The Walches’ success has been born of savvy entrepreneurialism, a rich history of commercial meat alternatives reaching back to the 10th century, and a current cultural climate in which healthy and environmentally conscious eating often reigns supreme. But how does their product actually taste? To help answer this question, I sought out a taste tester with no meat preconceptions.
“This is like trying to describe a new smell you’ve never smelled before”, apologizes Serena Bernthal-Jones, as she struggles to review the Herbivorous Butcher meal I’ve prepared. Bernthal-Jones is a fourth generation vegetarian whose vegetarianism has been passed down through the matriarchs of her family. She has never eaten meat, and only occasionally eats meat-substitutes. With the meats I bought at the Herbivorous Butcher grand opening, I prepared chorizo tacos with pan-fried onions, tomatoes and avocado, spicy Italian sausage gnocchi with tomato sauce, and a Korean barbeque ribs noodle stir-fry with vegetables for a vegan taste-test.
Serena and three meat-eaters taste-tested the Herbivorous Butcher meals, and the Korean barbeque ribs were surpassingly the group favorite. A Heavy Table review of the Herbivorous Butcher Korean ribs was also universally positive: “The result was one of the better rice bowls we’ve made in recent years, the protein uniformly clean and light in texture and rich with sweet, tart, and nutty (think sesame) flavors. The ease of preparation and consistency of the protein means that we will go back for more of this delightful stuff just for stir-fry and rice bowl use.” Dave Domingues would likely be unsurprised by the positive reviews; Korean barbeque ribs after all are heavily flavor dependent and can rely on good flavor to overcome texture challenges.
The Italian sausage gnocchi, true to Aubry’s word, was also received positively and got the highest vote for texture from the meat-eaters, likely because the processed texture is easier to replicate than flesh-y ribs or crumbly chorizo.
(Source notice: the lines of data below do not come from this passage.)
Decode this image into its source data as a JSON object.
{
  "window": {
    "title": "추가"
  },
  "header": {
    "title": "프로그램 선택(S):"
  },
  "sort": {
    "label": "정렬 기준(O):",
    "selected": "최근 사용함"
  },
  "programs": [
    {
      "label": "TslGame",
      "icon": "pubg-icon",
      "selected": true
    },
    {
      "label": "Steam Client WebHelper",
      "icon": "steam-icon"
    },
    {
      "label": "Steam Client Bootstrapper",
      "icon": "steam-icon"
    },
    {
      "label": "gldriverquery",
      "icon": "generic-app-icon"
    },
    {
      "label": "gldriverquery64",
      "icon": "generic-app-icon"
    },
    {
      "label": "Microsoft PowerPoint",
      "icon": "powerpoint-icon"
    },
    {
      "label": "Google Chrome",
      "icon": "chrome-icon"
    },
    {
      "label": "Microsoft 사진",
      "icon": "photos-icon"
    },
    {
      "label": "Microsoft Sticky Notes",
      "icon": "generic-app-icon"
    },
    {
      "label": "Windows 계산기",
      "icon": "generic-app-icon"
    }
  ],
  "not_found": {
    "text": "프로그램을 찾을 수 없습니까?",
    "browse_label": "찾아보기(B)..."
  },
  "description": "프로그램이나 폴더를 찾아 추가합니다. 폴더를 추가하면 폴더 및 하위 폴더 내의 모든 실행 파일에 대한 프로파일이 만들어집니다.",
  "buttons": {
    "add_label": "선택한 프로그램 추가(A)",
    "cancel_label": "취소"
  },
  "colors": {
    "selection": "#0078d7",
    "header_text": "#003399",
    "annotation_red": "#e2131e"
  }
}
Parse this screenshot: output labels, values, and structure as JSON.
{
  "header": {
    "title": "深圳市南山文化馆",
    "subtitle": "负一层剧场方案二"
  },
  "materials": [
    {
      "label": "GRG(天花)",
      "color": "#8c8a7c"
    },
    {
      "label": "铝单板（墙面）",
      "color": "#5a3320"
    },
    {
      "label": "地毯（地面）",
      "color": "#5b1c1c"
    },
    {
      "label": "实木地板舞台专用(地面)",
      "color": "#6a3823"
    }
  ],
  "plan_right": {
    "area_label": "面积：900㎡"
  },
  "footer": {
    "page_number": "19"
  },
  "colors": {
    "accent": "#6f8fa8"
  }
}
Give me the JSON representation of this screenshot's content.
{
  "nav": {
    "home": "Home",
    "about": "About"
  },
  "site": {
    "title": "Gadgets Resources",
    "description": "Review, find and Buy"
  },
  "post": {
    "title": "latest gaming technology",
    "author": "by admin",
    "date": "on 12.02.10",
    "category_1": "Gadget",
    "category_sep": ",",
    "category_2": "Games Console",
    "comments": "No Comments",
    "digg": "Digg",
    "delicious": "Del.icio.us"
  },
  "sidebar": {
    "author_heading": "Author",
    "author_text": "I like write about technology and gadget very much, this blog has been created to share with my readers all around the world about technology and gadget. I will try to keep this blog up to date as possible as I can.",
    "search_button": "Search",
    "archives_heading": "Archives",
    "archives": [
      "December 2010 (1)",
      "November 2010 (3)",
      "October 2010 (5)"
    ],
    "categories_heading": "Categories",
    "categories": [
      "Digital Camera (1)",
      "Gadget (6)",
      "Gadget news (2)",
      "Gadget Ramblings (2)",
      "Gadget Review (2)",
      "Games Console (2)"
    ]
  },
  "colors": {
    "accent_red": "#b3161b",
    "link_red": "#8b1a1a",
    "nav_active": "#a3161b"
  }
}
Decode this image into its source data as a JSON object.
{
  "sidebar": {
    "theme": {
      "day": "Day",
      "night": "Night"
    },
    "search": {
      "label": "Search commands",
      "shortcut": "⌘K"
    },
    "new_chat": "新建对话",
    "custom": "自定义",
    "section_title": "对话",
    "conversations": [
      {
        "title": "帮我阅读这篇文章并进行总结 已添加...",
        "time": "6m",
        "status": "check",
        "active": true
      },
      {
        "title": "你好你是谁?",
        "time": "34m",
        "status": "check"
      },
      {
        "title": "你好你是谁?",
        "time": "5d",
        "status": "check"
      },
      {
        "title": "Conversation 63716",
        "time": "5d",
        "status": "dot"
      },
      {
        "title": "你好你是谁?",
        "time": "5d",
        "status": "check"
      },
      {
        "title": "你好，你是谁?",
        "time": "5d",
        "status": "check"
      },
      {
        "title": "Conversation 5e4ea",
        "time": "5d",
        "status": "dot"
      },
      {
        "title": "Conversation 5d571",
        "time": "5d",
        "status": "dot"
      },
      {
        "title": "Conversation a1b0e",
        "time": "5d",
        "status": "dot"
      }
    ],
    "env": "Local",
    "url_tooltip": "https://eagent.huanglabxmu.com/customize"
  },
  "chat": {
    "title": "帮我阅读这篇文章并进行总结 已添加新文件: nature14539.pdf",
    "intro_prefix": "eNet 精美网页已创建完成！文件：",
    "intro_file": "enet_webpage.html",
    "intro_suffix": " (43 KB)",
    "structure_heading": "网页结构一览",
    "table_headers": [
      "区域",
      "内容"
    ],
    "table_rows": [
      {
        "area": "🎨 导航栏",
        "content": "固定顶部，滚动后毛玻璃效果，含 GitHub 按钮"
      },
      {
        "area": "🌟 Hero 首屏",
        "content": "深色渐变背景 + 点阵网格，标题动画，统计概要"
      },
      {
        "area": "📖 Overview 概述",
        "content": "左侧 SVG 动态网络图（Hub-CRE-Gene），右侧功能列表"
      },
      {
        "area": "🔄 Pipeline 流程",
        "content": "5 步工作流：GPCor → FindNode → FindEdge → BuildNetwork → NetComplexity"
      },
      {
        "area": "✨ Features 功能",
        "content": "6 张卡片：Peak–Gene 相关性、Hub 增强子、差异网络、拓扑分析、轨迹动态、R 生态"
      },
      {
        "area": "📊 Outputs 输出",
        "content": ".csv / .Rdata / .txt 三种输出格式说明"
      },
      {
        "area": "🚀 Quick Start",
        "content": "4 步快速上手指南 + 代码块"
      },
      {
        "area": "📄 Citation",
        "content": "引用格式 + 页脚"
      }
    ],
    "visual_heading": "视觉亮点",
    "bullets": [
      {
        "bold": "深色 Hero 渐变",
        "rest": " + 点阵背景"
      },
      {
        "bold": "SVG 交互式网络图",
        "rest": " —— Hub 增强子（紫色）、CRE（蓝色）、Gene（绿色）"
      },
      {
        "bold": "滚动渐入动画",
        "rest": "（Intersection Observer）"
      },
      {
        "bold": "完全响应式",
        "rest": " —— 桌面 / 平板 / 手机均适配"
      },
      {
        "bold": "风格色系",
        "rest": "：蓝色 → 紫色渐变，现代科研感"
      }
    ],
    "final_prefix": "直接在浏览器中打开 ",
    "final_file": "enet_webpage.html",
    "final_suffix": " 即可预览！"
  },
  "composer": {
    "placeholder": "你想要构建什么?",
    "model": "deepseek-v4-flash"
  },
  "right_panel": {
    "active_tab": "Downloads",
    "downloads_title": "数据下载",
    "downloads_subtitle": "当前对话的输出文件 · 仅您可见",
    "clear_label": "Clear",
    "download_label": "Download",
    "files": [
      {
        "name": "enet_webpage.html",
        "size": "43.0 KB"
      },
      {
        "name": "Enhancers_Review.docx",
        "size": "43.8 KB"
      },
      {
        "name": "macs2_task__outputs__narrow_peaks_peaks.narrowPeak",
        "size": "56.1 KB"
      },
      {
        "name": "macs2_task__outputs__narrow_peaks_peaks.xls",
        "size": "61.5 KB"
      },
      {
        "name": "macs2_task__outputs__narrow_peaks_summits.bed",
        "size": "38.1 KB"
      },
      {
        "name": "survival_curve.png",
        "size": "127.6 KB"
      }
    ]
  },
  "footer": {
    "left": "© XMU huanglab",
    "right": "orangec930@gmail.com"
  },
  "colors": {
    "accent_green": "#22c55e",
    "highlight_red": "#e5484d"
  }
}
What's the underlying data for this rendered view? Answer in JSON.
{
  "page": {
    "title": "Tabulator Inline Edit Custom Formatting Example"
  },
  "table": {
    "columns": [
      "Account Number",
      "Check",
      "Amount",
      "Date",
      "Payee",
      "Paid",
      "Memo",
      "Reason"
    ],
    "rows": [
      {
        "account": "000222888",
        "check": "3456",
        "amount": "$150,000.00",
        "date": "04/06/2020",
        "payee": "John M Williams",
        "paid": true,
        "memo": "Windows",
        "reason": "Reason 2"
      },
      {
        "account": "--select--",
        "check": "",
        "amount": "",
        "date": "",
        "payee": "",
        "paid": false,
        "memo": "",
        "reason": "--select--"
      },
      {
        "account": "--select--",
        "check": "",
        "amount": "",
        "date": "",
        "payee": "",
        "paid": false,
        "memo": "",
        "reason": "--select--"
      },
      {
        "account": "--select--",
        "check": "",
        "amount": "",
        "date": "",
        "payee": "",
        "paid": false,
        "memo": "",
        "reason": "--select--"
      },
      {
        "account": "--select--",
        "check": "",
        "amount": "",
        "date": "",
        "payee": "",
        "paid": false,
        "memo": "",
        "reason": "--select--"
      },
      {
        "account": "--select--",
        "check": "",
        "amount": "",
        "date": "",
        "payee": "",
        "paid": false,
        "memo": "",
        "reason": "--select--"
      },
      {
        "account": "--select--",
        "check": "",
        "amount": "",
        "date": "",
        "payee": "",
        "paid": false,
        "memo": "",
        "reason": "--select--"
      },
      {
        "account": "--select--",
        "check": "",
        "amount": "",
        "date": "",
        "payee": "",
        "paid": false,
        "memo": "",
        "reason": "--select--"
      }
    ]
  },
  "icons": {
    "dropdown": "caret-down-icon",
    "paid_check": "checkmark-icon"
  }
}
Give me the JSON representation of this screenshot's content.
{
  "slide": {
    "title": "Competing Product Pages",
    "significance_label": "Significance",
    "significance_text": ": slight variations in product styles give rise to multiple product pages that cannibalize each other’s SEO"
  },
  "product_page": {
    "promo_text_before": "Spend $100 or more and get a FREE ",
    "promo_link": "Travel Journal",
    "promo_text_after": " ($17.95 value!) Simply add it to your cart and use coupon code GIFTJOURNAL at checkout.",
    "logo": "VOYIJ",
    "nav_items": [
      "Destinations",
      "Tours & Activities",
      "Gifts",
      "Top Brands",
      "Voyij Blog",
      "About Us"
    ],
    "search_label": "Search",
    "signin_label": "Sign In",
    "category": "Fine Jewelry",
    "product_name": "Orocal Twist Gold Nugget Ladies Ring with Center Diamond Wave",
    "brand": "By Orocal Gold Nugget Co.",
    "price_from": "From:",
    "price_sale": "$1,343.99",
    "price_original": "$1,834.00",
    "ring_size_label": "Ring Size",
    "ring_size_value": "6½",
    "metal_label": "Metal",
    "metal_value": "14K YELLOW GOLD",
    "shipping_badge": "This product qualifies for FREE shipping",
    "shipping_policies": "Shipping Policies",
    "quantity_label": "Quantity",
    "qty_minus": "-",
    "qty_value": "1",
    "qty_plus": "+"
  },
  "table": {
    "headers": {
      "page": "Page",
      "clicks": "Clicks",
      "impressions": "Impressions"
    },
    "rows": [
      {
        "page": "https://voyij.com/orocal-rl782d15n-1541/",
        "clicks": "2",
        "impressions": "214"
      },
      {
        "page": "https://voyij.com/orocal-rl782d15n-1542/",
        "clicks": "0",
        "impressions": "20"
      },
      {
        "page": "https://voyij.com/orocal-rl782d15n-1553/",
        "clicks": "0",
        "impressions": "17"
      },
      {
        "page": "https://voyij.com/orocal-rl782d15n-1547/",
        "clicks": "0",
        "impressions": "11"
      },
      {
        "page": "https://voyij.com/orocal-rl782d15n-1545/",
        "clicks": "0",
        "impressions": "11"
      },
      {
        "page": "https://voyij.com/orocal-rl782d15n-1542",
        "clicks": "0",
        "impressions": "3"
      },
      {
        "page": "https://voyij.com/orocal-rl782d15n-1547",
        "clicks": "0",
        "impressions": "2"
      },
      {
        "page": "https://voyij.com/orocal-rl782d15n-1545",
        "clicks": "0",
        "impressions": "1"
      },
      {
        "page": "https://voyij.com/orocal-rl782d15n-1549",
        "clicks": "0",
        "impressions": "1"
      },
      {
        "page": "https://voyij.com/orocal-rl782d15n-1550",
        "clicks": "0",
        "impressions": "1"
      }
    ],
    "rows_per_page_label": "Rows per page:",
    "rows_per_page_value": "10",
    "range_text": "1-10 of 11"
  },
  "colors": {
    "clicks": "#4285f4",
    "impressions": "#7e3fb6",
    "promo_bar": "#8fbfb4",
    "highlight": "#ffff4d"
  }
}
The chorizo tacos received by far the lowest ratings from both Serena and the meat-eaters. Their after-taste was particularly disliked, and they had a texture that was stringier and less crumbly than traditional Spanish or Mexican chorizo. The Walches are nowhere near creating a product that is truly indistinguishable from meat, but for those willing to branch out from carnivorous eating, Herbivorous Butcher presents a worthwhile alternative.
A plaque outside the Herbivorous Butcher shop reads: “dedicated to our great planet, all the creatures that inhabit it, and all those that protect them.” Over the centuries, people have eaten and produced meat alternatives because of religious beliefs, environmental and health concerns, financial considerations, and animal rights motivations. Aubry and Kale Walch aren’t picky about which motivation brings customers to their shop and they aren’t the first to capitalize on the trend of veganism. Regardless of the history of fake meat or the background and success of the Walches’ entrepreneurship, Bernthal-Jones is a willing convert. “I hope they grow to the West Coast,” she says after the taste-test. “Mostly because I want to try whatever weird meat they try to make next.”